Months later, he was in his back yard when his wife announced that he'd been selected.
"I was shocked," Patterson said. "I didn't think I had a chance. I was truly, truly shocked."
He was shocked again when he read in the Sun-Gazette that he would be presenting the mock-up at the reception. He quickly set about making his paper prototype. Patterson teaches welding at Pennsylvania College of Technology and has decades of experience welding steel, but found dealing with paper to be a much greater challenge. He got the mock-up done in time for the reception, however.

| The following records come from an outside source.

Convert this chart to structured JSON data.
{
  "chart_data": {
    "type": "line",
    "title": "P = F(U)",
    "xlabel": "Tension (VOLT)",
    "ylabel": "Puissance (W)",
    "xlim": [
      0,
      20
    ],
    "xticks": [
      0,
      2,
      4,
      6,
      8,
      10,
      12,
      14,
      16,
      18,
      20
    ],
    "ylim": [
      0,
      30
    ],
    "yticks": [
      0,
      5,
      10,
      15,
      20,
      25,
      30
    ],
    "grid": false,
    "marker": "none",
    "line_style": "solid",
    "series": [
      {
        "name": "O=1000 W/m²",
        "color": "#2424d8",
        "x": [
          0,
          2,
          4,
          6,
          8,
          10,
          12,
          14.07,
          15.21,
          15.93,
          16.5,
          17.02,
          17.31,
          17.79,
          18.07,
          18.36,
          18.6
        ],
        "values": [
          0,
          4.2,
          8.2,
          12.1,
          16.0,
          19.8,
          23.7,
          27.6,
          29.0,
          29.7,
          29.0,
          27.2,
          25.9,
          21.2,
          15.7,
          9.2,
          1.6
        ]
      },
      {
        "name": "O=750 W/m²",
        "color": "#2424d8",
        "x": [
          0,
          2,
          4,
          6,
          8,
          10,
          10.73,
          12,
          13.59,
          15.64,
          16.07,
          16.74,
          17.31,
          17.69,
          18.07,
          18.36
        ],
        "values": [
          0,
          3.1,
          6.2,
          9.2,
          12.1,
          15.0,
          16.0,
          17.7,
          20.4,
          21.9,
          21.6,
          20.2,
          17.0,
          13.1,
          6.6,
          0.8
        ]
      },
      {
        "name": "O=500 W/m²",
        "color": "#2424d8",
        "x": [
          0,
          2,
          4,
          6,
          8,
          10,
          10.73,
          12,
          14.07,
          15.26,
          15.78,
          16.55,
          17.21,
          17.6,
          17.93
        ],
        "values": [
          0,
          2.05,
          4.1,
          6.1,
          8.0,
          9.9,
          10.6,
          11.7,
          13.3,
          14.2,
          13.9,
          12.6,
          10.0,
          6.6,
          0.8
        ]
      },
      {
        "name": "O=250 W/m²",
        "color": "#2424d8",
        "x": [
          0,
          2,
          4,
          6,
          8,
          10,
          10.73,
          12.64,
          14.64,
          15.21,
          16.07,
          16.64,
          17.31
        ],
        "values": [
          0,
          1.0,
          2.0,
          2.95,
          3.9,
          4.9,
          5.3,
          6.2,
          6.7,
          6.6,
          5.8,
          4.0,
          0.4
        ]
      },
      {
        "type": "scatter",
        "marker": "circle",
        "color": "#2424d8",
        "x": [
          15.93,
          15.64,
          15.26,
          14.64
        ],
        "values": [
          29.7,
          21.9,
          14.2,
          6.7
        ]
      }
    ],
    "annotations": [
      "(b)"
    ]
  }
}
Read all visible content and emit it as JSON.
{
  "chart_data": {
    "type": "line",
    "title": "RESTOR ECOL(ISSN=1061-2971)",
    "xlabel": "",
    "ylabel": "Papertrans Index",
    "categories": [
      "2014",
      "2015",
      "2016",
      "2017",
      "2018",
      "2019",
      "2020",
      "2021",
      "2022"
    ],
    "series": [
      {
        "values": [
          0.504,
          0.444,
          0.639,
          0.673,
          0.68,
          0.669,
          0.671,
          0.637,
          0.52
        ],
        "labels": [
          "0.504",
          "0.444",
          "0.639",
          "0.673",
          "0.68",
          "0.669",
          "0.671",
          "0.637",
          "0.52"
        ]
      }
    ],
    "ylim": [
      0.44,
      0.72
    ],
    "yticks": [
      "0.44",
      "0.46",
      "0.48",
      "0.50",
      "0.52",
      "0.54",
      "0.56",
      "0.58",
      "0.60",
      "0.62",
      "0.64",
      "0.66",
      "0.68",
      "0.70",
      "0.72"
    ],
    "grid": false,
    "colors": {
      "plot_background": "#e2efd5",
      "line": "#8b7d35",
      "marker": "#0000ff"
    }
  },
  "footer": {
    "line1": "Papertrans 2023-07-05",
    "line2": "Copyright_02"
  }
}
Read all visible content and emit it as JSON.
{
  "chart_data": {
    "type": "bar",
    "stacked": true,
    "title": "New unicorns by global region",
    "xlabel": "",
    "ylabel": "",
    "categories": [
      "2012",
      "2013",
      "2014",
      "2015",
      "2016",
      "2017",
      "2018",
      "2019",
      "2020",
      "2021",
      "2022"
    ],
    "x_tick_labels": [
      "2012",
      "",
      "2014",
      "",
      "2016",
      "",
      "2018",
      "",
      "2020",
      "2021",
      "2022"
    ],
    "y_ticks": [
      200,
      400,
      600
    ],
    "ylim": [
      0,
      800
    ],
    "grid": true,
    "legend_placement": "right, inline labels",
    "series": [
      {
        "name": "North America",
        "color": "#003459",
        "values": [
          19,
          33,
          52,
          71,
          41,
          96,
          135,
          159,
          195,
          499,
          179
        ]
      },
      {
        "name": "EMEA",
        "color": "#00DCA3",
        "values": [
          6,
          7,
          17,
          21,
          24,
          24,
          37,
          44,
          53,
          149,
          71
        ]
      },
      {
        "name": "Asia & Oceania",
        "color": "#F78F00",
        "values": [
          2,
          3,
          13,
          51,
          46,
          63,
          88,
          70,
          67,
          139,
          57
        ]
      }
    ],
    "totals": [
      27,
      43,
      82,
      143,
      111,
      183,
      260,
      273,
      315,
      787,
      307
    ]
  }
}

He expressed confidence in his ability to complete the actual sculpture by the committee's October deadline.
Patterson said it "is without question, physically the biggest job I've ever had, and in every other aspect the most challenging."
He is up for the challenge, however.
He studied welding at Williamsport Area Community College, then worked for seven years as a welder at the nuclear power plant in Berwick.
After that, he spent 11 years welding in Antarctica before striking out as a full-time artist. Five years ago he began juggling that vocation with his job as a teacher at Penn College.
A portion of the cost of the sculpture is being paid for through a $12,000 grant from the First Community Foundation. However, the committee is seeking donations to pay for the sculpture and subsequent pieces to be installed on the Riverwalk.
The non-profit organization has created a legacy program to allow individuals, families, businesses or corporations to sponsor a memorial piece to be part of the Riverwalk, according to committee member Judy Olinsky.
A link to the program, as well as other information about the art initiative, can be found on the committee's web site at www.lycomingpublicartworks.org, she said.
Olinsky said it is fitting for art to be displayed along the river.
"This land was shaped by that river. It is the core of everything we have here," she said.
Jerry S. Walls, chairman of the Susquehanna Greenway Partnership, described that organization's work to develop a trail system that eventually will connect trails in Pennsylvania to those in New York and Maryland.